Zimbabwean President Robert Mugabe, who has held power in the country for 35 years through an oppressive dictatorship, was just awarded a peace prize by a committee in China.

The Confucius Prize Committee Chair, Qiao Damo, told the Guardian Mugabe deserved the prize because, “If Zimbabwe did not have Mugabe as its president, the country would be facing great difficulty—even public security might be in danger.”
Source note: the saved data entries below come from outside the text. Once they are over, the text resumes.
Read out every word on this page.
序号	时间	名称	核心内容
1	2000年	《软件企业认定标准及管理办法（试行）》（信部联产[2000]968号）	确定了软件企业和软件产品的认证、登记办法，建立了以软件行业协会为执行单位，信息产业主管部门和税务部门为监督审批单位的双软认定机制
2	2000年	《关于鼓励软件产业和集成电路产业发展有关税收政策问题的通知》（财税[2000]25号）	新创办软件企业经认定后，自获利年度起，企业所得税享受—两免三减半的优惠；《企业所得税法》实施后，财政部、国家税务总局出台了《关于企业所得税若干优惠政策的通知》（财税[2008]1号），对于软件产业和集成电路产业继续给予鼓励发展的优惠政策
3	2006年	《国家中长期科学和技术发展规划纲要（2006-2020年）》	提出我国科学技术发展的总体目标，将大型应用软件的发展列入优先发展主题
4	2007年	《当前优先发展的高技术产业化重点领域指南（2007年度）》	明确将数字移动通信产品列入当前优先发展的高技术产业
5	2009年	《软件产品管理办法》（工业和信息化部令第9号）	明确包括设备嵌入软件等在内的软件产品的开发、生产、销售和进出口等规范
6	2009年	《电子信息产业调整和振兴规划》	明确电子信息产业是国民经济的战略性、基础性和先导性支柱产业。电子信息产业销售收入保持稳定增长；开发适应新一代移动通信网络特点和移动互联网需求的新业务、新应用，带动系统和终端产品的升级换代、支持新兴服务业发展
British historian Simon Schama put it well:

Human rights groups have condemned Mugabe’s government for widespread abuses. “Police violate basic rights, such as freedom of expression and assembly, using old laws that are inconsistent with the new constitution. Activists and human rights defenders, including lesbian, gay, bisexual, and transgender (LGBT) people, face police harassment,” Human Rights Watch writes on their website. “There has been no progress toward securing justice for human rights abuses and past political violence, including violence after the 2008 election.”

Zimbabweans are opposed to Mugabe’s rule were stunned at the award. “Mugabe as we know him and as the people of Zimbabwe have experienced his reign is  a war—monger, a bellicosist and a sadist who delights in the misery of the people,” wrote Dr. Gorden Moyo, Zimbabwean human rights activist and politician. “The 1980s that they are parading as Mugabe’s most successful years were actually the worst years in the history of Zimbabwe.” Moyo pointed specifically to Mugabe presiding over what he referred to as an ethnic cleansing in the Matabeleland region of Zimbabwe during the ’80s.
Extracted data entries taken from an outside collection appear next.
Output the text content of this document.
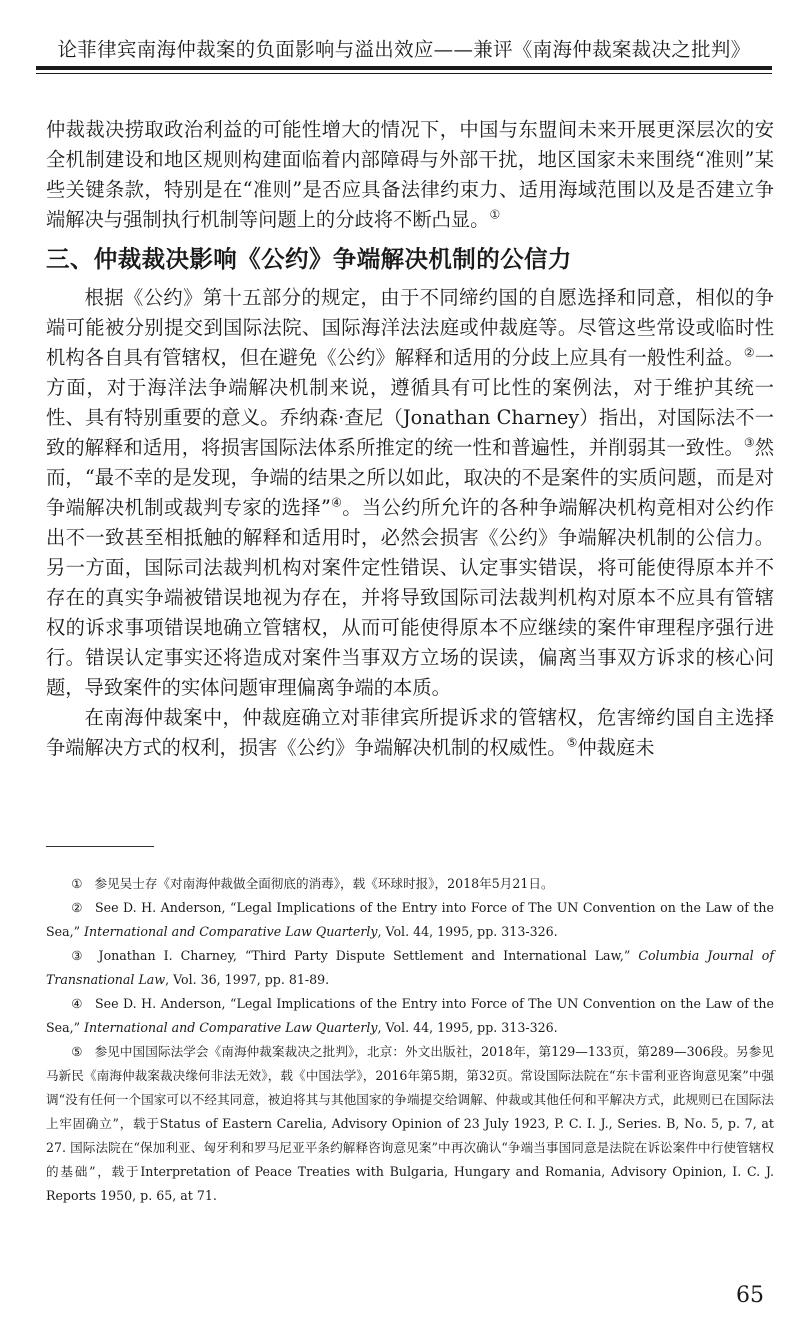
论菲律宾南海仲裁案的负面影响与溢出效应——兼评《南海仲裁案裁决之批判》

仲裁裁决捞取政治利益的可能性增大的情况下，中国与东盟间未来开展更深层次的安全机制建设和地区规则构建面临着内部障碍与外部干扰，地区国家未来围绕“准则”某些关键条款，特别是在“准则”是否应具备法律约束力、适用海域范围以及是否建立争端解决与强制执行机制等问题上的分歧将不断凸显。①

三、仲裁裁决影响《公约》争端解决机制的公信力

根据《公约》第十五部分的规定，由于不同缔约国的自愿选择和同意，相似的争端可能被分别提交到国际法院、国际海洋法法庭或仲裁庭等。尽管这些常设或临时性机构各自具有管辖权，但在避免《公约》解释和适用的分歧上应具有一般性利益。②一方面，对于海洋法争端解决机制来说，遵循具有可比性的案例法，对于维护其统一性、具有特别重要的意义。乔纳森·查尼（Jonathan Charney）指出，对国际法不一致的解释和适用，将损害国际法体系所推定的统一性和普遍性，并削弱其一致性。③然而，“最不幸的是发现，争端的结果之所以如此，取决的不是案件的实质问题，而是对争端解决机制或裁判专家的选择”④。当公约所允许的各种争端解决机构竟相对公约作出不一致甚至相抵触的解释和适用时，必然会损害《公约》争端解决机制的公信力。另一方面，国际司法裁判机构对案件定性错误、认定事实错误，将可能使得原本并不存在的真实争端被错误地视为存在，并将导致国际司法裁判机构对原本不应具有管辖权的诉求事项错误地确立管辖权，从而可能使得原本不应继续的案件审理程序强行进行。错误认定事实还将造成对案件当事双方立场的误读，偏离当事双方诉求的核心问题，导致案件的实体问题审理偏离争端的本质。

在南海仲裁案中，仲裁庭确立对菲律宾所提诉求的管辖权，危害缔约国自主选择争端解决方式的权利，损害《公约》争端解决机制的权威性。⑤仲裁庭未

① 参见吴士存《对南海仲裁做全面彻底的消毒》，载《环球时报》，2018年5月21日。

② See D. H. Anderson, “Legal Implications of the Entry into Force of The UN Convention on the Law of the Sea,” International and Comparative Law Quarterly, Vol. 44, 1995, pp. 313-326.

③ Jonathan I. Charney, “Third Party Dispute Settlement and International Law,” Columbia Journal of Transnational Law, Vol. 36, 1997, pp. 81-89.

④ See D. H. Anderson, “Legal Implications of the Entry into Force of The UN Convention on the Law of the Sea,” International and Comparative Law Quarterly, Vol. 44, 1995, pp. 313-326.

⑤ 参见中国国际法学会《南海仲裁案裁决之批判》，北京：外文出版社，2018年，第129—133页，第289—306段。另参见马新民《南海仲裁案裁决缘何非法无效》，载《中国法学》，2016年第5期，第32页。常设国际法院在“东卡雷利亚咨询意见案”中强调“没有任何一个国家可以不经其同意，被迫将其与其他国家的争端提交给调解、仲裁或其他任何和平解决方式，此规则已在国际法上牢固确立”，载于Status of Eastern Carelia, Advisory Opinion of 23 July 1923, P. C. I. J., Series. B, No. 5, p. 7, at 27. 国际法院在“保加利亚、匈牙利和罗马尼亚平条约解释咨询意见案”中再次确认“争端当事国同意是法院在诉讼案件中行使管辖权的基础”，载于Interpretation of Peace Treaties with Bulgaria, Hungary and Romania, Advisory Opinion, I. C. J. Reports 1950, p. 65, at 71.

65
The 91-year-old Zimbabwean president most recently made international news with a homophobic rant at the U.N. General Assembly last month in which he said “We are not gays.”

Shanghaiist explains that the Confucius peace award was created by an institute called the China International Peace Studies Centre five years ago as China’s version of the Nobel Peace Prize (Agence France Presse says the government doesn’t seem to be involved):

Mired in controversy since its inception, the Confucius Peace Prize came about as a result of the sharp negative reaction to the announcement that Chinese dissident Liu Xiaobo had won the 2010 Nobel Peace Prize. Tan Changliu, the founding chairman of the awards committee explained then that the goal of the Confucius Peace Prize was “to promote world peace from an Eastern perspective.”

Previous winners of the Confucius Peace Prize include Vladimir Putin, Kofi Annan, and Fidel Castro, none of whom went to collect their prizes at the annual ceremony in China.